When working on problem sets for Mathematics or Computer Science classes, we've all found it's a lot easier to write and think on paper or a white board than it is to think in Latex. The most tedious part of completing these problems always ends up being typing up this inspiration into Latex.
What it does
Our project has two parts. The first part takes an image of written equations, then processes the image and splits the work into lines. Using flood fill, our program finds individual characters, then sends these characters to ShapeCatcher.com to map the character to a variety of possible unicode characters. Then our program chooses the most likely match based on a combination of ShapeCatcher's specific score and our prioritizing of common characters. Then, our program utilizes the relative locations of the characters in the initial image to determine if certain numbers are subscript, superscript, and/or fractions. Finally, our program combines the unicode characters and the positional information to generate and email Latex code to the user which can then be added to a Latex document by the user.
The second part uses the Synaptics Large Touch Sensor to allow the user to draw and input equations into the program. The time based drawing data is then sent to a server running a tool called Seshat, which was written as a PhD project by a computer scientist a couple years ago which interprets single line equations into Latex code.
How we built it
The first part of our program runs entirely in Python. We use a variety of algorithms to complete the tasks listed above.
For the second part, we used Python to interpret touch data from the Synaptics large touch sensor and parse it into a format that Seshat could interpret. Then, we used a post request to send this to Seshat so we could return the response as a Latex equation.
Challenges we ran into
One of the challenges we ran into was the fact that a lot of character recognition systems utilize time based data in addition to the picture. Because of this, we had to either find a way to get time based data or find a character recognition that didn't need it. Shape catcher was our first approach. Our main difficulty with using Shape Catcher was the fact that it didn't have any sort of API, so we had to manually figure out what post request to send to get back a response. In addition, we had to learn how to parse the HTML response.
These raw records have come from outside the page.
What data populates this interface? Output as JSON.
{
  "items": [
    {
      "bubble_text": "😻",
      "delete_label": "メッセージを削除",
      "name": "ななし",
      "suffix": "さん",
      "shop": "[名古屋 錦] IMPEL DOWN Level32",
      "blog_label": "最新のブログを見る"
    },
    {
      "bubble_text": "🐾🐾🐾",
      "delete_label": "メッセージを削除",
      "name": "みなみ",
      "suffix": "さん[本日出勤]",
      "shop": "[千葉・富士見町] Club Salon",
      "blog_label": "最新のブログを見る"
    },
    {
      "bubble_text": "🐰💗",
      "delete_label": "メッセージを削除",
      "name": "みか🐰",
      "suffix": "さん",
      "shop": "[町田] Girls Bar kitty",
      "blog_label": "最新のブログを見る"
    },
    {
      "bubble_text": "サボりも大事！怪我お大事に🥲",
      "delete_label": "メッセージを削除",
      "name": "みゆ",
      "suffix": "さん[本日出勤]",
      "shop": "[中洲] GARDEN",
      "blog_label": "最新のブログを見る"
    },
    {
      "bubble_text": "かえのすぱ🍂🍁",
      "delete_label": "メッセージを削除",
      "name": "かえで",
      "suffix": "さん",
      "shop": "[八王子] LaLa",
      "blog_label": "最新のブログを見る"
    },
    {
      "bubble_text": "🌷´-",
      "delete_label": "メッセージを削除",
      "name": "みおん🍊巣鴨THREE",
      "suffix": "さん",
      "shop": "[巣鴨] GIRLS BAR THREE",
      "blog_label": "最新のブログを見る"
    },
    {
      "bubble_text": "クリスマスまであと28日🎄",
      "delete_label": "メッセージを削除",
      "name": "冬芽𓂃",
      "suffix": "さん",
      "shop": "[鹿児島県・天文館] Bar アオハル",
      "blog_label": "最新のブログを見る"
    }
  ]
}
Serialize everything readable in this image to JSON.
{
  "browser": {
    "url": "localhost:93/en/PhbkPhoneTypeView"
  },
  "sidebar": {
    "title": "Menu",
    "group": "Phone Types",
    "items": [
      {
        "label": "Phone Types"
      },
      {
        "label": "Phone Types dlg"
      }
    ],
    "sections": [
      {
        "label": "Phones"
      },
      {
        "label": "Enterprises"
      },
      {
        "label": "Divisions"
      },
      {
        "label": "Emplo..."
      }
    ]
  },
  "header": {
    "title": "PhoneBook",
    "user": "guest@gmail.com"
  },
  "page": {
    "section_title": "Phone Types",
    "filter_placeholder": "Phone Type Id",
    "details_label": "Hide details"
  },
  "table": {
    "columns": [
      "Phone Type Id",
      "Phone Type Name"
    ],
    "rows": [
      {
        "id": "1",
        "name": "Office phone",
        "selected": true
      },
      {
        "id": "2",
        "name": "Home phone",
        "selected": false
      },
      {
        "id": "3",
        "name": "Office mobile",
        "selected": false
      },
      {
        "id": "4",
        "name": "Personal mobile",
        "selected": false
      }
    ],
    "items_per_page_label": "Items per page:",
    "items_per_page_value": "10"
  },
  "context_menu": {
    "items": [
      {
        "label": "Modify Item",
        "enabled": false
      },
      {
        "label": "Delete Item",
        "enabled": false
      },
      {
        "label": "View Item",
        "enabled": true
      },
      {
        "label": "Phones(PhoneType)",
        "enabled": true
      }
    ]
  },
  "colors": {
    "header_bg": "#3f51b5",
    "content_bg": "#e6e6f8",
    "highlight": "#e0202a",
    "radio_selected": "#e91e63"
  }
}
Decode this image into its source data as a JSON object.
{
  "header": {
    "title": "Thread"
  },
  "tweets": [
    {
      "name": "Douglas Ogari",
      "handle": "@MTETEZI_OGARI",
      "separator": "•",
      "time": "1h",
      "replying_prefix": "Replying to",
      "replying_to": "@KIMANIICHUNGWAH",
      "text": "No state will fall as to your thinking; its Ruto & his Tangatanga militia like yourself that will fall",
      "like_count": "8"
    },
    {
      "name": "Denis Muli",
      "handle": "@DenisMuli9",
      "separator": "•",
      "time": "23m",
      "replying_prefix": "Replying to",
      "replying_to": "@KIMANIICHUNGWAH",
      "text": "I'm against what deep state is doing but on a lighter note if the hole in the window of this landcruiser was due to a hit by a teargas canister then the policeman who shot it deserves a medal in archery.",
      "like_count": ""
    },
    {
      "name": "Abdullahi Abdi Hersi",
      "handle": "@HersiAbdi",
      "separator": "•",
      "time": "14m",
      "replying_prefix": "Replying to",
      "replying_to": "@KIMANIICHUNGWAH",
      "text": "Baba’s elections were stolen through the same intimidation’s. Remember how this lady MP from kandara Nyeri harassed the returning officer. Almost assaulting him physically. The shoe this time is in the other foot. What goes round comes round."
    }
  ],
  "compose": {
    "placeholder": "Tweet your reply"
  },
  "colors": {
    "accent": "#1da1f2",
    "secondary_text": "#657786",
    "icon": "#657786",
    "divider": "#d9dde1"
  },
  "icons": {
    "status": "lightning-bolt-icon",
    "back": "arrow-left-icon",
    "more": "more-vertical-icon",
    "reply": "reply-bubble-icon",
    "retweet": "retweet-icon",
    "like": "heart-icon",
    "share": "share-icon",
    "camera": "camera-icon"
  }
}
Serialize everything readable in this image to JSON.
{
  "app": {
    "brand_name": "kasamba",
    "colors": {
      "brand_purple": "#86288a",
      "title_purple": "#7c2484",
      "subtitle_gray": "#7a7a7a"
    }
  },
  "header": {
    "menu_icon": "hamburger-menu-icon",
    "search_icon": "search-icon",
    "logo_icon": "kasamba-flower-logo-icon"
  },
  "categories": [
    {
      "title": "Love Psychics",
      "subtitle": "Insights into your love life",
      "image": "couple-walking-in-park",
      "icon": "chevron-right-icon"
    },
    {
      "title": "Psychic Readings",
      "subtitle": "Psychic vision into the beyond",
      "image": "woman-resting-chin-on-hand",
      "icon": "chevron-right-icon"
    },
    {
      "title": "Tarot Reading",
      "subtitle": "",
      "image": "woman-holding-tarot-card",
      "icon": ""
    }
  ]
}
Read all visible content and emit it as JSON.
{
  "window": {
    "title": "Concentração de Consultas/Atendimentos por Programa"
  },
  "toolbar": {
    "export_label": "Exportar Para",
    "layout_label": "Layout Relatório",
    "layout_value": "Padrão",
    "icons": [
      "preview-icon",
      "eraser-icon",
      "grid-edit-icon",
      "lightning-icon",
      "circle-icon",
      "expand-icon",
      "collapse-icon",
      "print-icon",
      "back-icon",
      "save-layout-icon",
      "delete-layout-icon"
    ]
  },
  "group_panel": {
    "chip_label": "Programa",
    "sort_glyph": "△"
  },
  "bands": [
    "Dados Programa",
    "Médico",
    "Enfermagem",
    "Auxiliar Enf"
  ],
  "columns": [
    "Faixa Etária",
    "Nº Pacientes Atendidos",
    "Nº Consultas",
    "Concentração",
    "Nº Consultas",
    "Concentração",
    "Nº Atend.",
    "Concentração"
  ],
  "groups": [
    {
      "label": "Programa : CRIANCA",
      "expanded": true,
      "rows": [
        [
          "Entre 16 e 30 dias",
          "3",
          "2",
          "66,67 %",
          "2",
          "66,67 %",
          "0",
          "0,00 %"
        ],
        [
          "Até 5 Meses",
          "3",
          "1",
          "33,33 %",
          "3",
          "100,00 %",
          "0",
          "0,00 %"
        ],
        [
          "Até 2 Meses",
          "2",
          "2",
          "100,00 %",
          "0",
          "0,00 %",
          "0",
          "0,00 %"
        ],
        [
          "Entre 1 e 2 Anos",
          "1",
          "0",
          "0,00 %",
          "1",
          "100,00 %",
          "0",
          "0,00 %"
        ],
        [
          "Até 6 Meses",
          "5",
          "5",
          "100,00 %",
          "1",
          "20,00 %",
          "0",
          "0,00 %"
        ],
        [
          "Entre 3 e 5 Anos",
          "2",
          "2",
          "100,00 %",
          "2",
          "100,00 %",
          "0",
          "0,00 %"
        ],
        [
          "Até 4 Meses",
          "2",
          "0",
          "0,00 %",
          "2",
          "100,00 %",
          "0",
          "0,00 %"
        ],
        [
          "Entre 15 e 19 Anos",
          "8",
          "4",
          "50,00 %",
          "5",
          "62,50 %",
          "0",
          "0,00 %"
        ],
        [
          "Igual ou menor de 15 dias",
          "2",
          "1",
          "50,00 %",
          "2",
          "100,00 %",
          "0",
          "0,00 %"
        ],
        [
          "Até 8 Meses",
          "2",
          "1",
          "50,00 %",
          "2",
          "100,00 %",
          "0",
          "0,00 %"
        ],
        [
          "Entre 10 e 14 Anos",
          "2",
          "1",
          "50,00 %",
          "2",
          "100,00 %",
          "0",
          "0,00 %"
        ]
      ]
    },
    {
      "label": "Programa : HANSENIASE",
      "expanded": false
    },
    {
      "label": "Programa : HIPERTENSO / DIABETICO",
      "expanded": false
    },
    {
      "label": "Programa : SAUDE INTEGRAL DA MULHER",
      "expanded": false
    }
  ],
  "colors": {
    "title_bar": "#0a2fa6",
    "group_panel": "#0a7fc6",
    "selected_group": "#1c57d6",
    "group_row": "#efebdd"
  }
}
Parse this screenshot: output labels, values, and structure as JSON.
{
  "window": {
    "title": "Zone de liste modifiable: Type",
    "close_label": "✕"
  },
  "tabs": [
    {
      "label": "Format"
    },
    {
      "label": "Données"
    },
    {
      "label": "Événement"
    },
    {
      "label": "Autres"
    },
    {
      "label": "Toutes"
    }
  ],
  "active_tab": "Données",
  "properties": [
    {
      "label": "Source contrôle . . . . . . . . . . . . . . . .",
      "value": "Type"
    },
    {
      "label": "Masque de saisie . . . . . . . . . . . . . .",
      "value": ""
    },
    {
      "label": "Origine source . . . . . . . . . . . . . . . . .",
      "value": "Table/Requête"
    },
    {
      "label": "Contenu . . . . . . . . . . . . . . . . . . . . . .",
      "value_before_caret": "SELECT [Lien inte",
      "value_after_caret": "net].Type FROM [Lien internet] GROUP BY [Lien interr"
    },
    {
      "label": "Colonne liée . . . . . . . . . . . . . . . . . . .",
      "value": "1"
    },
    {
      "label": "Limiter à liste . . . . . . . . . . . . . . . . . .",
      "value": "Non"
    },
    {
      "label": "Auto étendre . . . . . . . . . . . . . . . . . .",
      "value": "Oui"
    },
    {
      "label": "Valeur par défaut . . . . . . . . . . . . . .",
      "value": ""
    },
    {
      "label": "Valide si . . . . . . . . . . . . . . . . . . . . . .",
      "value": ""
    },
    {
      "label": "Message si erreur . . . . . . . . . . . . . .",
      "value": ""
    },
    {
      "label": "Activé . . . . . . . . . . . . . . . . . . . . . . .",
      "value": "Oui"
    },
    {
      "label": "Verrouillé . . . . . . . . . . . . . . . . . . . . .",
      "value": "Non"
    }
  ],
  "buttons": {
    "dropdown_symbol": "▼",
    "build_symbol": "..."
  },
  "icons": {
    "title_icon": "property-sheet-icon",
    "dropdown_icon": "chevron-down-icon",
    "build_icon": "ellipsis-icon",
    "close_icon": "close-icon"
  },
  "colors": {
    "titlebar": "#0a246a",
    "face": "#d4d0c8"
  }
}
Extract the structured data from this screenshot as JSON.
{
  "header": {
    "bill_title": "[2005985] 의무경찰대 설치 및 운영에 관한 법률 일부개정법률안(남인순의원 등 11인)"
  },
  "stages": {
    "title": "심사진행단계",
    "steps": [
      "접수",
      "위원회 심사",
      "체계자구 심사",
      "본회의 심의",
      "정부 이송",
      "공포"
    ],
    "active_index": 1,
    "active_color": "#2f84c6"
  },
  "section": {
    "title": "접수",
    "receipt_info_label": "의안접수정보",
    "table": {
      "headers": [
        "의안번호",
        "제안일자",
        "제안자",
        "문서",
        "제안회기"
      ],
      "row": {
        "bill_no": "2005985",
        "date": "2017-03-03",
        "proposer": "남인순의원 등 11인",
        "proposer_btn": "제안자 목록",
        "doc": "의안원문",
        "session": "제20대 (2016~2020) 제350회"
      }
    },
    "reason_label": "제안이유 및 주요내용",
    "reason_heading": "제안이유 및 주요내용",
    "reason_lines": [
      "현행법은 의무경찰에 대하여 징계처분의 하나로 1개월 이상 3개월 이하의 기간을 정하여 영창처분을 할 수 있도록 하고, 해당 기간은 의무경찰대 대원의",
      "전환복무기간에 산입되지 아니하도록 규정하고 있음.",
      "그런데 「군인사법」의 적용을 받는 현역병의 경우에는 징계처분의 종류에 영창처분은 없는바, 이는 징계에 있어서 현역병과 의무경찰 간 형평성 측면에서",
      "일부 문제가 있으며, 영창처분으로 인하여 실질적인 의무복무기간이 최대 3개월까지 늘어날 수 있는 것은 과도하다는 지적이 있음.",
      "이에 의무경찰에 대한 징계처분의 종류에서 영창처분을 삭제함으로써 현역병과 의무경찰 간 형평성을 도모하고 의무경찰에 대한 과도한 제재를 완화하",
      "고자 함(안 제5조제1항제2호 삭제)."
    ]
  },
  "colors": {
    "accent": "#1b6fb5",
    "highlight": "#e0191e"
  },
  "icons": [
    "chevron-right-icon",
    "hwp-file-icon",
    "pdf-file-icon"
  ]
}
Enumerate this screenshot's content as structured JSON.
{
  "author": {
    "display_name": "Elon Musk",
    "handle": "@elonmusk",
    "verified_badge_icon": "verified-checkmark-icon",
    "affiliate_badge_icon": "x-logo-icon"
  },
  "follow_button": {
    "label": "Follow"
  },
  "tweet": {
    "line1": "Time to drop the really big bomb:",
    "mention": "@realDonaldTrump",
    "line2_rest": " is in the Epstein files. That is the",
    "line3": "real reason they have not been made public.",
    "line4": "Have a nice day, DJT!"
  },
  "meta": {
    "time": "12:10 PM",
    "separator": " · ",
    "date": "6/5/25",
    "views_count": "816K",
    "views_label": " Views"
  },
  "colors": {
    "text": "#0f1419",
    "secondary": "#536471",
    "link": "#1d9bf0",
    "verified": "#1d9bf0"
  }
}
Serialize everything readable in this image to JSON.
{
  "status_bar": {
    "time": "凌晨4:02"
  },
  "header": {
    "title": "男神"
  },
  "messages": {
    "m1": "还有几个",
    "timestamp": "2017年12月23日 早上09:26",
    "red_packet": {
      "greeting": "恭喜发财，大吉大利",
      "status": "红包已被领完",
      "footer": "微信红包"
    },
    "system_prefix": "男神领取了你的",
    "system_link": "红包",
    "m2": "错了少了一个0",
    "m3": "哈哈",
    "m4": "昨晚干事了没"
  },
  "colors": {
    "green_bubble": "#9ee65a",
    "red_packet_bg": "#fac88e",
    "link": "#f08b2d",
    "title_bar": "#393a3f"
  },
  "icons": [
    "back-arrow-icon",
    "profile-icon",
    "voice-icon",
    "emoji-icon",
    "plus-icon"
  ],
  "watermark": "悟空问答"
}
With time based data, we utilized the Synaptics touchpad to draw equations. Then, we could send this data to Seshat server to find the equation. The biggest challenges here were getting the touchpad data to be collected efficiently with a high frame rate, getting the data into the right format, and properly getting data back from the Seshat server.
Accomplishments that we're proud of
We were most proud of the fact that we were able to individually implement all of these algorithms for OCR on our own and get them to work together through a variety of files written by a variety of people. We definitely struggled with having clear code with clear specs that people could read and understand to work together with.
For the second part of the project, we're most proud of the fact that we were able to properly work with the Synaptics touch sense to the extent where we could get data and properly interpret and format it.
What we learned
We learned about utilizing get and post requests! Also, we learned a ton about image processing with all of our work with the original image. Also, we learned a lot about using external sensors through our experiments with the Synaptics Touch Sensor.
What's next for Latex-t
Right now, Latex-t unfortunately can't hit a lot of specialized mathematical symbols and expressions like integrals and sums. Our goal is next to expand the scope of what Latex-t can accomplish. Then, our plan would be to incorporate both sides of our project into an iPad app. The iPad gives us the interfaces both of a large touchscreen for drawing equations and a camera for taking static pictures of written equations.